Title: The Ring
Dir.: Gore Verbinski
Producer(s): Walter F. Parkes, Laurie Macdonald
Writer(s): Ring (novel) by Koji Suzuki, Ehren Kruger (screenplay)
Starring: Naomi Watts, Martin Henderson, Brian Cox, David Dorfman
It’s the early 2000s and horror is definitely taking a turn from the 90s teen horror driven climate.
We’re getting original concepts and content (28 Days Later, Ginger Snaps, The Others, Saw, Cabin Fever) and a few remakes that are bringing in new energy (Dawn of the Dead, House of Wax) but there’s something else occurring: remaking Japanese horror films.
The Ring, released in 2002, is the first of that kind.
As much as I wish there was more character development in this movie, I can’t deny the fact that it is a well made movie.
Beautifully shot, Naomi Watts gives a great performance, and the story is very much original (at least to American audiences) which makes it unique. This isn’t about a serial killer or a supernatural one, nor is it about getting lost in the woods, dealing with war trauma or anything like that. It all revolves around technology aka a vhs tape that if you watch it, within 7 days, you’ll die and the myth behind it. Where did the tape come from? Who created the tape? Who are the first victims of seeing said tape?
Just like Jaws which made us scared of getting into water, A Nightmare on Elm Street messed with our sleeping habits or The Blair Witch Project that stalled camping trips, The Ring does something similar where we, the audience, is freaked out about watching because… if we watch it, does that mean we’re going to die in 7 days too? I enjoy movies that mind fuck with the audience, we’re along for the ride.
What I enjoy about this movie is the visuals as in… the weird coloring tint throughout the movie.

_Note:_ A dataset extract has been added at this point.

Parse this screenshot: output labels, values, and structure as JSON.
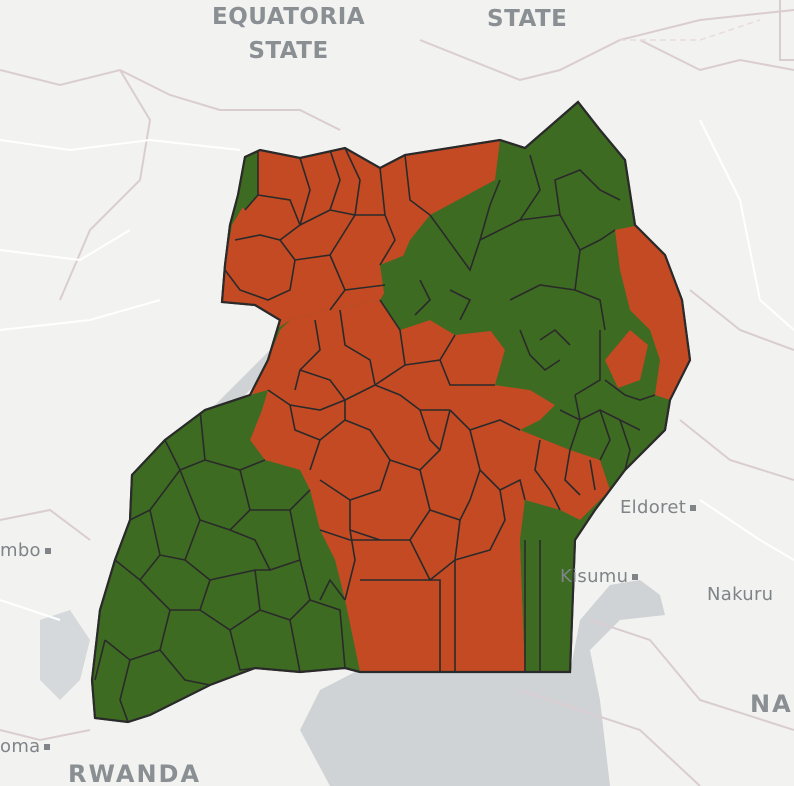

It’s so different and the other movie that comes to mind that does something similar to that is ironically Twilight (one of the few things I like about that movie) where the coloring throughout the movie is off, we’re in an alternate like universe. Also, the special effects…how cool is it to see this static, white noise throughout the tape and seeing Samara emerge out of the well, moving so robotic and possessed, coming out of the television.

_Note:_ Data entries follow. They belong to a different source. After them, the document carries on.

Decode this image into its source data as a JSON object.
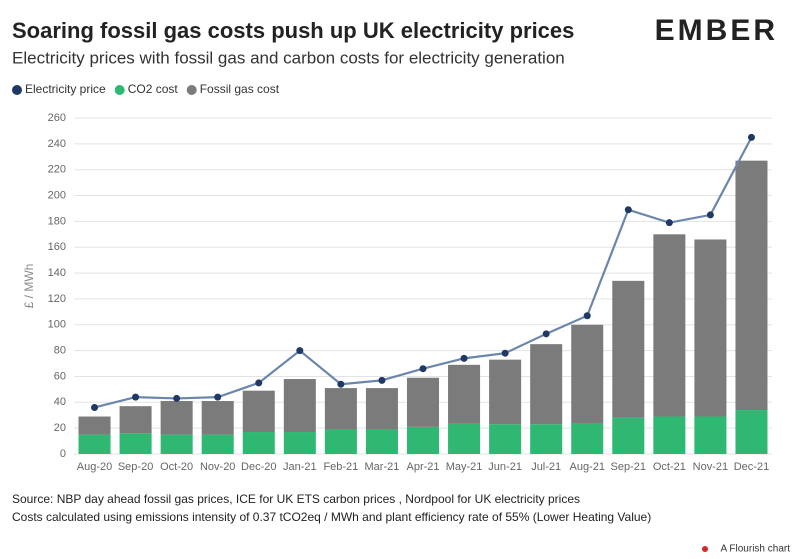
{
  "chart_data": {
    "type": "bar",
    "title": "Soaring fossil gas costs push up UK electricity prices",
    "subtitle": "Electricity prices with fossil gas and carbon costs for electricity generation",
    "logo": "EMBER",
    "y_label": "£ / MWh",
    "categories": [
      "Aug-20",
      "Sep-20",
      "Oct-20",
      "Nov-20",
      "Dec-20",
      "Jan-21",
      "Feb-21",
      "Mar-21",
      "Apr-21",
      "May-21",
      "Jun-21",
      "Jul-21",
      "Aug-21",
      "Sep-21",
      "Oct-21",
      "Nov-21",
      "Dec-21"
    ],
    "series": [
      {
        "name": "Electricity price",
        "type": "line",
        "color": "#1f3864",
        "line_color": "#6a86ad",
        "values": [
          36,
          44,
          43,
          44,
          55,
          80,
          54,
          57,
          66,
          74,
          78,
          93,
          107,
          189,
          179,
          185,
          245
        ]
      },
      {
        "name": "CO2 cost",
        "type": "bar",
        "color": "#2eb872",
        "values": [
          15,
          16,
          15,
          15,
          17,
          17,
          19,
          19,
          21,
          24,
          23,
          23,
          24,
          28,
          29,
          29,
          34
        ]
      },
      {
        "name": "Fossil gas cost",
        "type": "bar",
        "color": "#7b7b7b",
        "values": [
          14,
          21,
          26,
          26,
          32,
          41,
          32,
          32,
          38,
          45,
          50,
          62,
          76,
          106,
          141,
          137,
          193
        ]
      }
    ],
    "ylim": [
      0,
      260
    ],
    "yticks": [
      0,
      20,
      40,
      60,
      80,
      100,
      120,
      140,
      160,
      180,
      200,
      220,
      240,
      260
    ],
    "grid": true,
    "source": [
      "Source: NBP day ahead fossil gas prices, ICE for UK ETS carbon prices , Nordpool for UK electricity prices",
      "Costs calculated using emissions intensity of 0.37 tCO2eq / MWh and plant efficiency rate of 55% (Lower Heating Value)"
    ],
    "footer": "A Flourish chart"
  }
}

It’s like one half of the coin is great special effects, visuals, tint, and Watts’ performance and the other side of the coin leaves you disappointed of a lack of major character development. Was there even time for character development? I have seen the original film and I don’t want to compare the two together but it seemed that the original had more… development in that area than this one. I may be wrong but that is my opinion and others might think otherwise and that’s fine.
Another bonus is that you don’t have to make horror be a rated R or above film. Take it from The Ring who was PG13 rated and yet gave you plenty of scares and disturbing content.
If you’re interested in other Japanese horror films that were remade for American audiences, check out The Grudge (which has the same director for both original and remake), The Uninvited, Mirrors and there are plenty others. For some cool, bizarre yet disturbing Japanese horror, check out House (1977), Audition, Ju-On (which is The Grudge), Ring.